На столе, к стенке, лежал чай в неловко разорванной свинцовой бумажке, какой-то сверток с напечатанным адресом, начатый лимон.

Крынин сел на диван, не сняв пальто. Было, правда, холодновато и почти темно. Наташа стояла, прислонившись к печке. Чуть белело лицо ее; был виден шарф, которым она закутала плечи.

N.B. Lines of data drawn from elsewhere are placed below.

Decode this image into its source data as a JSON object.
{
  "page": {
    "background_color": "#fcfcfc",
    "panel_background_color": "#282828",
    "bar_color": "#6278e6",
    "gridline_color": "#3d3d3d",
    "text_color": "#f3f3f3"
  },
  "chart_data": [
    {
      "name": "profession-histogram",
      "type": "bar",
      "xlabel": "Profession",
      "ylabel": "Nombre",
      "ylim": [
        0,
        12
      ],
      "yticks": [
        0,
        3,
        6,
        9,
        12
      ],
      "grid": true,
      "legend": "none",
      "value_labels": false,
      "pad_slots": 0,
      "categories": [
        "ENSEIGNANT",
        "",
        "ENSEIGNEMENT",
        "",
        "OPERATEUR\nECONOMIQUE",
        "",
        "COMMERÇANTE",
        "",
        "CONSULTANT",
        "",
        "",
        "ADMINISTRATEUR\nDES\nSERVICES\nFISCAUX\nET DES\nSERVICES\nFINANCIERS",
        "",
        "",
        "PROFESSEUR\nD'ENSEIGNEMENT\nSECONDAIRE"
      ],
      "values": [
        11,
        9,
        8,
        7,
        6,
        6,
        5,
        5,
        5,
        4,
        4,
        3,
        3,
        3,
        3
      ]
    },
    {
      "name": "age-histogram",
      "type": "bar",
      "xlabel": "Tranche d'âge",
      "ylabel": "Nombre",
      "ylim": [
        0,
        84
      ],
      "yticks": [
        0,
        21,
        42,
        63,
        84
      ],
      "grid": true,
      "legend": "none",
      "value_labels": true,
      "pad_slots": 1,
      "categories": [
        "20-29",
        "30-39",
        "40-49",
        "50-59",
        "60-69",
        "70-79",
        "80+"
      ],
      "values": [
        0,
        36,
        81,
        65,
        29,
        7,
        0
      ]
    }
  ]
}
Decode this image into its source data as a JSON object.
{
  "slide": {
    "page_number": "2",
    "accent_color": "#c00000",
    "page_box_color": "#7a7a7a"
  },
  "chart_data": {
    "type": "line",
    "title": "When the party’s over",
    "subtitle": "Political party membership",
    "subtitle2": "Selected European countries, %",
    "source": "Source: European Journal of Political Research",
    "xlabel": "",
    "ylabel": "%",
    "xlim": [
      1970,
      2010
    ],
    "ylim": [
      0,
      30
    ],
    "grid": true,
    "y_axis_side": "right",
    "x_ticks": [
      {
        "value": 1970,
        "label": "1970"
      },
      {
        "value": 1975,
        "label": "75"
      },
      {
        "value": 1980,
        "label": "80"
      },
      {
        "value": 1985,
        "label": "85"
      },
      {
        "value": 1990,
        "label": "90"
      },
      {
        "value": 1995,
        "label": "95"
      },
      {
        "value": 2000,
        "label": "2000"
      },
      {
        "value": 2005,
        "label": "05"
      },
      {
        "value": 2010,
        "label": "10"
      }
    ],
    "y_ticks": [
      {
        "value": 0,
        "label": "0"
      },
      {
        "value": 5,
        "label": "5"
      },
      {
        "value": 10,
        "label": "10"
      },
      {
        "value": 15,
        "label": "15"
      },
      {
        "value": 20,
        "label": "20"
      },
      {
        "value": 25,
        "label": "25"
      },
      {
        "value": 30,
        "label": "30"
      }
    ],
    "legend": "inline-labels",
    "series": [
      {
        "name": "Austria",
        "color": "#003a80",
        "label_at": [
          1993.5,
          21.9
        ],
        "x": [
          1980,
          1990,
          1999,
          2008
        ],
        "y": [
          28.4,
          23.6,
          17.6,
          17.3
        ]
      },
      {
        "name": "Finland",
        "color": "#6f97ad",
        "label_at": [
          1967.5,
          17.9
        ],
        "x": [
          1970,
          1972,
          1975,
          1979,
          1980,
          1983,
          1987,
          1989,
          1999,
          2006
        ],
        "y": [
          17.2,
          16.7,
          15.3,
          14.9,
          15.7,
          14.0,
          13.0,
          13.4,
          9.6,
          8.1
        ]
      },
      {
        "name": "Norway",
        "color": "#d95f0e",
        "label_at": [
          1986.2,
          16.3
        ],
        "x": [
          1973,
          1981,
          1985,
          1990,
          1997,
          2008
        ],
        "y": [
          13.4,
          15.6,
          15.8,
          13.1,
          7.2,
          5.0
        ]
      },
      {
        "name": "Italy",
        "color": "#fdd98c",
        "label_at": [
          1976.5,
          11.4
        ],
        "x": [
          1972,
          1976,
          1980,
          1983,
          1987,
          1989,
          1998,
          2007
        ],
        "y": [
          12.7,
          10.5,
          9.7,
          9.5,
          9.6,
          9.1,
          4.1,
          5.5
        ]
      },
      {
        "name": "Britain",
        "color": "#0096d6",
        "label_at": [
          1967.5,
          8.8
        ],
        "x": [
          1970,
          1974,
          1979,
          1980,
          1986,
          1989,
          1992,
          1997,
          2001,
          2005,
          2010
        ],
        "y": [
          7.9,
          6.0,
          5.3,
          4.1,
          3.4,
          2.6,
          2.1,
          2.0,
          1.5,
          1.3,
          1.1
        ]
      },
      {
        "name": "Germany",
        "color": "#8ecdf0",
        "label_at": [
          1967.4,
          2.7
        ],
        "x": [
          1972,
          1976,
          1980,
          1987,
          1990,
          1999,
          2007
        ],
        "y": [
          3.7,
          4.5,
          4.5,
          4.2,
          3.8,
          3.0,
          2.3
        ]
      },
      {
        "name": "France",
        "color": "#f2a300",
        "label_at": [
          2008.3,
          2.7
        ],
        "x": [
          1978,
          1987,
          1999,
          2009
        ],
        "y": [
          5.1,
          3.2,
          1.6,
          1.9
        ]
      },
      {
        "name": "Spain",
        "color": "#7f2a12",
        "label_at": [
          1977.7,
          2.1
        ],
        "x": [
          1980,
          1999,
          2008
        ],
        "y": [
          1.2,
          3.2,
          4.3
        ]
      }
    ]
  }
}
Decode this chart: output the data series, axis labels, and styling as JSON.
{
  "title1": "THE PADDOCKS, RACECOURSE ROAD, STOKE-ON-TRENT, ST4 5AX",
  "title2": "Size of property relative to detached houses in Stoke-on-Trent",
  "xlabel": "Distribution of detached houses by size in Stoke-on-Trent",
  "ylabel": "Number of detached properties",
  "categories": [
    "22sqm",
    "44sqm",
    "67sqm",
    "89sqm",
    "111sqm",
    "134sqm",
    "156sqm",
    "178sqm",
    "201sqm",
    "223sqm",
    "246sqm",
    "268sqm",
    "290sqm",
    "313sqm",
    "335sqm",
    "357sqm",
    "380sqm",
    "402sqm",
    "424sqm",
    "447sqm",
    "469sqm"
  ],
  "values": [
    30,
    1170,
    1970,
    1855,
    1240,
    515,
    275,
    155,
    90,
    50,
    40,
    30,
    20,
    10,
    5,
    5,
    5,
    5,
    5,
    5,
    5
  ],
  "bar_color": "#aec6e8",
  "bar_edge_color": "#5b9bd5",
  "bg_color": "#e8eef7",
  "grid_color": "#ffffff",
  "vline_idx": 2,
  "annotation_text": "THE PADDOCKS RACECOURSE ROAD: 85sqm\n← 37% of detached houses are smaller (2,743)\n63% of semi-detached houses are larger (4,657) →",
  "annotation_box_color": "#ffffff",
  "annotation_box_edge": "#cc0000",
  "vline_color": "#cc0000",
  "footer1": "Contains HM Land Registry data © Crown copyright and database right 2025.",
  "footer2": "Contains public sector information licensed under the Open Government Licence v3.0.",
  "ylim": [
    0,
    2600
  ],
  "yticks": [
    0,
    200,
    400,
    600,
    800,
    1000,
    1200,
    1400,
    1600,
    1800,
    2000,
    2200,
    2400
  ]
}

– Ну вот, ты у меня в гостях, – после молчания сказала она. – Ты не рад, что я приехала. Когда ты последний раз был в Петербурге, то мне казалось, что ты так любишь меня. Когда ты был на вокзале, то казался таким печальным, так задумчивы были твои глаза. И я думала: это потому, что он расстается со мной.

Крынин не сразу и тихо ответил:

– Я рад, что ты приехала. Я рад. Но я вижу, что не все благополучно, а ты не хочешь сказать, скрываешь. Бот я и мучаюсь, жду – и на душе у меня, правда, нехорошо.

Наташа улыбнулась.

– Ты милый и чуткий, – прибавила она, и я скажу тебе все, что случилось.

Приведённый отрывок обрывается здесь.